Curried Lamb with Wild Rice
This recipe can easily be adapted according to what ingredients you have on hand: you can use beef or chicken instead of lamb, or serve with scented basmati or jasmine rice instead of wild rice.
Serves: 4Hands-on: 20 minutesTotal: 20 minutesDifficulty: Easy
- 2 Tbsp. vegetable oil
- 1 lb. lean boneless lamb, cut into ½" cubes
- 2 garlic cloves, crushed
- ½ onion, peeled and chopped
- ¼ tsp. red pepper flakes
- 2 tsp. curry powder
- 1 tomato, thinly sliced
- ¼ cup beef broth
- 1 Tbsp. chopped cilantro leaves
- 1 Tbsp. tomato paste
- ¼ tsp. salt
- ¼ tsp. ground black pepper
- 2 cups cooked wild rice
- Heat the oil in a skillet on medium-high heat. Add the lamb. Let the meat brown for a minutes, then turn down the heat to medium and cook, stirring, for 4 to 5 minutes, until it loses its pinkness. Remove the lamb from the pan.

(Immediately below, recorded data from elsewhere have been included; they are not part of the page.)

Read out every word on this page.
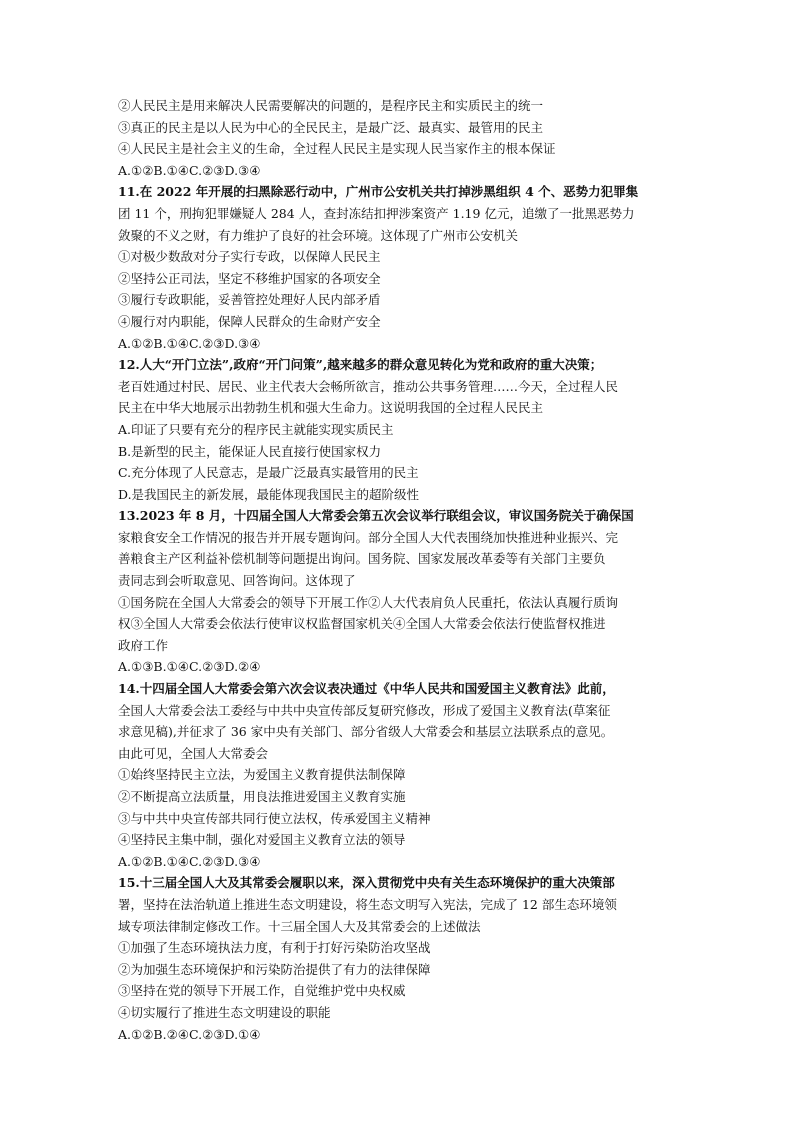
②人民民主是用来解决人民需要解决的问题的，是程序民主和实质民主的统一
③真正的民主是以人民为中心的全民民主，是最广泛、最真实、最管用的民主
④人民民主是社会主义的生命，全过程人民民主是实现人民当家作主的根本保证
A.①②B.①④C.②③D.③④
11.在 2022 年开展的扫黑除恶行动中，广州市公安机关共打掉涉黑组织 4 个、恶势力犯罪集
团 11 个，刑拘犯罪嫌疑人 284 人，查封冻结扣押涉案资产 1.19 亿元，追缴了一批黑恶势力
敛聚的不义之财，有力维护了良好的社会环境。这体现了广州市公安机关
①对极少数敌对分子实行专政，以保障人民民主
②坚持公正司法，坚定不移维护国家的各项安全
③履行专政职能，妥善管控处理好人民内部矛盾
④履行对内职能，保障人民群众的生命财产安全
A.①②B.①④C.②③D.③④
12.人大“开门立法”,政府“开门问策”,越来越多的群众意见转化为党和政府的重大决策；
老百姓通过村民、居民、业主代表大会畅所欲言，推动公共事务管理……今天，全过程人民
民主在中华大地展示出勃勃生机和强大生命力。这说明我国的全过程人民民主
A.印证了只要有充分的程序民主就能实现实质民主
B.是新型的民主，能保证人民直接行使国家权力
C.充分体现了人民意志，是最广泛最真实最管用的民主
D.是我国民主的新发展，最能体现我国民主的超阶级性
13.2023 年 8 月，十四届全国人大常委会第五次会议举行联组会议，审议国务院关于确保国
家粮食安全工作情况的报告并开展专题询问。部分全国人大代表围绕加快推进种业振兴、完
善粮食主产区利益补偿机制等问题提出询问。国务院、国家发展改革委等有关部门主要负
责同志到会听取意见、回答询问。这体现了
①国务院在全国人大常委会的领导下开展工作②人大代表肩负人民重托，依法认真履行质询
权③全国人大常委会依法行使审议权监督国家机关④全国人大常委会依法行使监督权推进
政府工作
A.①③B.①④C.②③D.②④
14.十四届全国人大常委会第六次会议表决通过《中华人民共和国爱国主义教育法》此前，
全国人大常委会法工委经与中共中央宣传部反复研究修改，形成了爱国主义教育法(草案征
求意见稿),并征求了 36 家中央有关部门、部分省级人大常委会和基层立法联系点的意见。
由此可见，全国人大常委会
①始终坚持民主立法，为爱国主义教育提供法制保障
②不断提高立法质量，用良法推进爱国主义教育实施
③与中共中央宣传部共同行使立法权，传承爱国主义精神
④坚持民主集中制，强化对爱国主义教育立法的领导
A.①②B.①④C.②③D.③④
15.十三届全国人大及其常委会履职以来，深入贯彻党中央有关生态环境保护的重大决策部
署，坚持在法治轨道上推进生态文明建设，将生态文明写入宪法，完成了 12 部生态环境领
域专项法律制定修改工作。十三届全国人大及其常委会的上述做法
①加强了生态环境执法力度，有利于打好污染防治攻坚战
②为加强生态环境保护和污染防治提供了有力的法律保障
③坚持在党的领导下开展工作，自觉维护党中央权威
④切实履行了推进生态文明建设的职能
A.①②B.②④C.②③D.①④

- Add the garlic, onion, red pepper flakes, and curry powder. Sauté for 2 to 3 minutes, until the onion begins to soften. Add the tomato slices. Cook for a minutes, pressing down on the tomato so that it releases its juices. Add the beef broth and cilantro. Stir in the tomato paste. Return the lamb to the pan.
- Cook, stirring, for another minutes to mix everything together. Taste; season with salt and pepper if desired. Serve hot over the cooked rice.